A  última morada dos mortais. No recinto completamente escuro, Thereza apenas vê o balanço das árvores quase sobrenaturais e o caminho que se estende a sua frente, ao lado dos incontáveis túmulos formando um espécie de “rua”. Silêncio absoluto. Não era isso que ela tanto queria? Paz. As pessoas que moravam naquelas ruas não a incomodariam. Seriam suas amigas silenciosas. Ela segue a passos curtos, andando devagar e admirando a escuridão e a paz do lugar. A vontade de sugar aquela paz para dentro de si mesma é inevitável.  Valeria a pena mergulhar na escuridão da incerteza do além?

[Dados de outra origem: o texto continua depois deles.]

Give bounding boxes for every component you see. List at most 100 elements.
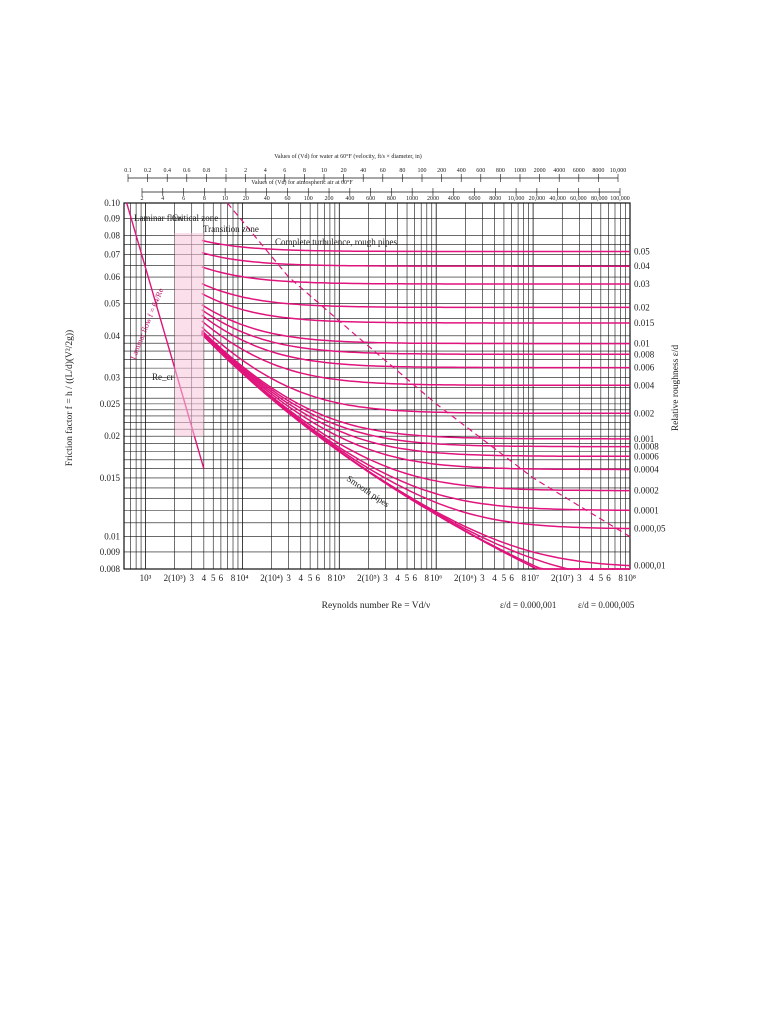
roughness-label: 0.0006 <box>634 451 659 461</box>
x-tick-label: 6 <box>219 573 224 583</box>
air-axis-label: 100,000 <box>610 196 630 202</box>
critical-zone-label: Critical zone <box>172 213 218 223</box>
air-axis-label: 60,000 <box>570 196 587 202</box>
x-tick-label: 3 <box>189 573 194 583</box>
x-tick-label: 2(10⁷) <box>551 573 574 583</box>
x-tick-label: 2(10⁴) <box>260 573 283 583</box>
x-tick-label: 3 <box>577 573 582 583</box>
y-tick-label: 0.09 <box>104 213 120 223</box>
air-axis-label: 800 <box>387 196 396 202</box>
water-axis-label: 4000 <box>553 168 565 174</box>
x-tick-label: 6 <box>412 573 417 583</box>
y-tick-label: 0.06 <box>104 272 120 282</box>
roughness-label: 0.0004 <box>634 464 659 474</box>
x-tick-label: 8 <box>231 573 236 583</box>
roughness-label: 0.015 <box>634 318 655 328</box>
water-axis-label: 800 <box>496 168 505 174</box>
y-tick-label: 0.008 <box>100 564 121 574</box>
x-tick-label: 10⁸ <box>624 573 636 583</box>
y-tick-label: 0.009 <box>100 547 121 557</box>
roughness-curve <box>201 239 630 253</box>
air-axis-label: 1000 <box>406 196 418 202</box>
laminar-flow-label: Laminar flow <box>134 213 184 223</box>
air-axis-label: 8000 <box>489 196 501 202</box>
water-axis-label: 0.1 <box>124 168 132 174</box>
y-tick-label: 0.08 <box>104 230 120 240</box>
roughness-curve <box>201 292 630 324</box>
y2-axis-title: Relative roughness ε/d <box>671 345 681 432</box>
x-tick-label: 4 <box>395 573 400 583</box>
air-axis-label: 20 <box>243 196 249 202</box>
y-tick-label: 0.05 <box>104 298 120 308</box>
bottom-annotation-1: ε/d = 0.000,001 <box>500 600 556 610</box>
roughness-label: 0.03 <box>634 279 650 289</box>
water-axis-label: 60 <box>380 168 386 174</box>
x-tick-label: 5 <box>211 573 216 583</box>
y-tick-label: 0.04 <box>104 331 120 341</box>
roughness-curve <box>201 326 630 415</box>
smooth-pipe-curve <box>201 333 630 570</box>
roughness-curve <box>201 314 630 369</box>
air-axis-label: 80,000 <box>591 196 608 202</box>
critical-zone-shade <box>174 233 204 437</box>
x-tick-label: 2(10⁶) <box>454 573 477 583</box>
water-axis-label: 40 <box>360 168 366 174</box>
recr-label: Re_cr <box>152 372 174 382</box>
x-tick-label: 10⁶ <box>430 573 442 583</box>
water-axis-label: 2 <box>244 168 247 174</box>
water-axis-label: 4 <box>264 168 267 174</box>
air-axis-label: 2000 <box>427 196 439 202</box>
y-tick-label: 0.02 <box>104 431 120 441</box>
water-axis-label: 0.8 <box>203 168 211 174</box>
roughness-curve <box>201 309 630 356</box>
top-air-title: Values of (Vd) for atmospheric air at 60… <box>251 179 353 186</box>
transition-zone-label: Transition zone <box>203 224 259 234</box>
roughness-label: 0.05 <box>634 247 650 257</box>
water-axis-label: 100 <box>418 168 427 174</box>
air-axis-label: 10,000 <box>508 196 525 202</box>
roughness-label: 0.000,05 <box>634 524 666 534</box>
roughness-curve <box>201 304 630 345</box>
air-axis-label: 20,000 <box>529 196 546 202</box>
roughness-curve <box>201 320 630 387</box>
roughness-label: 0.02 <box>634 302 650 312</box>
bottom-annotation-2: ε/d = 0.000,005 <box>578 600 635 610</box>
water-axis-label: 0.4 <box>163 168 171 174</box>
y-tick-label: 0.07 <box>104 250 120 260</box>
roughness-curve <box>201 333 631 512</box>
curves <box>126 202 631 570</box>
labels: 0.100.090.080.070.060.050.040.030.0250.0… <box>100 198 666 583</box>
x-tick-label: 3 <box>383 573 388 583</box>
air-axis-label: 600 <box>366 196 375 202</box>
x-tick-label: 8 <box>328 573 333 583</box>
water-axis-label: 0.6 <box>183 168 191 174</box>
y-tick-label: 0.025 <box>100 399 121 409</box>
x-tick-label: 8 <box>425 573 430 583</box>
water-axis-label: 80 <box>399 168 405 174</box>
water-axis-label: 6000 <box>573 168 585 174</box>
water-axis-label: 400 <box>457 168 466 174</box>
water-axis-label: 1 <box>225 168 228 174</box>
water-axis-label: 1000 <box>514 168 526 174</box>
roughness-curve <box>201 332 630 492</box>
roughness-curve <box>201 333 630 530</box>
air-axis-label: 60 <box>284 196 290 202</box>
top-axes: 0.1 0.2 0.4 0.6 0.8 1 2 4 6 8 10 20 40 60 80 100 200 400 6… <box>124 168 630 202</box>
water-axis-label: 600 <box>476 168 485 174</box>
air-axis-label: 6 <box>182 196 185 202</box>
air-axis-label: 40 <box>264 196 270 202</box>
roughness-label: 0.004 <box>634 380 655 390</box>
water-axis-label: 8 <box>303 168 306 174</box>
roughness-curve <box>201 331 630 471</box>
air-axis-label: 200 <box>325 196 334 202</box>
turbulence-boundary-line <box>226 202 631 538</box>
water-axis-label: 0.2 <box>144 168 152 174</box>
x-tick-label: 10³ <box>140 573 152 583</box>
roughness-curve <box>201 331 630 458</box>
y-tick-label: 0.10 <box>104 198 120 208</box>
x-tick-label: 5 <box>502 573 507 583</box>
air-axis-label: 4 <box>161 196 164 202</box>
water-axis-label: 20 <box>341 168 347 174</box>
x-tick-label: 6 <box>509 573 514 583</box>
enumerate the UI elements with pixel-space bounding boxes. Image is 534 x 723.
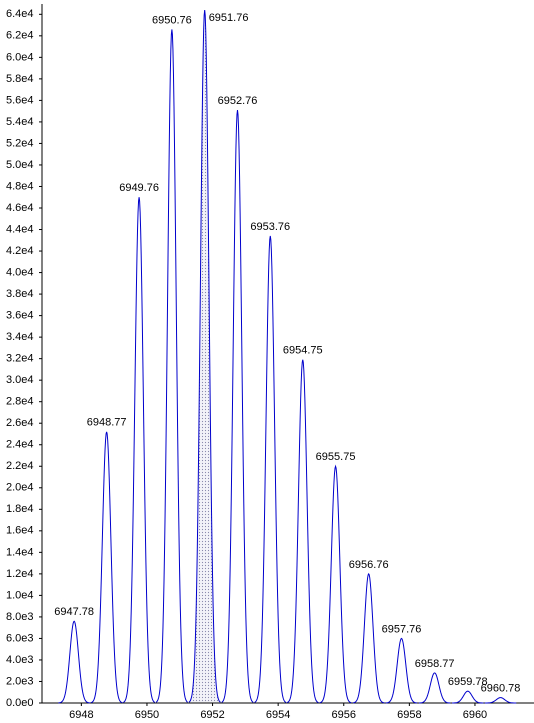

O pequeno vulto encapuzado segue em direção a um luxuoso túmulo, com uma estrutura de dois andares. Ela olha para o anjo entalhado em pedra sobre o túmulo. Sua expressão é triste, e seu olhar é voltado para baixo. Suas asas estão ligeiramente gastas, e uma parte de seu manto está rachada. Thereza murmura baixinho:

-Oi “olhos cinzentos”. –em seguida encosta sua mão sobre um de seus braços. Pedra nobre e forte.

As muitas vezes que a trouxeram naquele túmulo fizeram com que se apegasse aquela estátua de anjo. Ela sentia um carinho por ela. Já tinha chorado incontáveis vezes ao lado dele. O apelidou de olhos cinzentos. Um amigo, uma estátua.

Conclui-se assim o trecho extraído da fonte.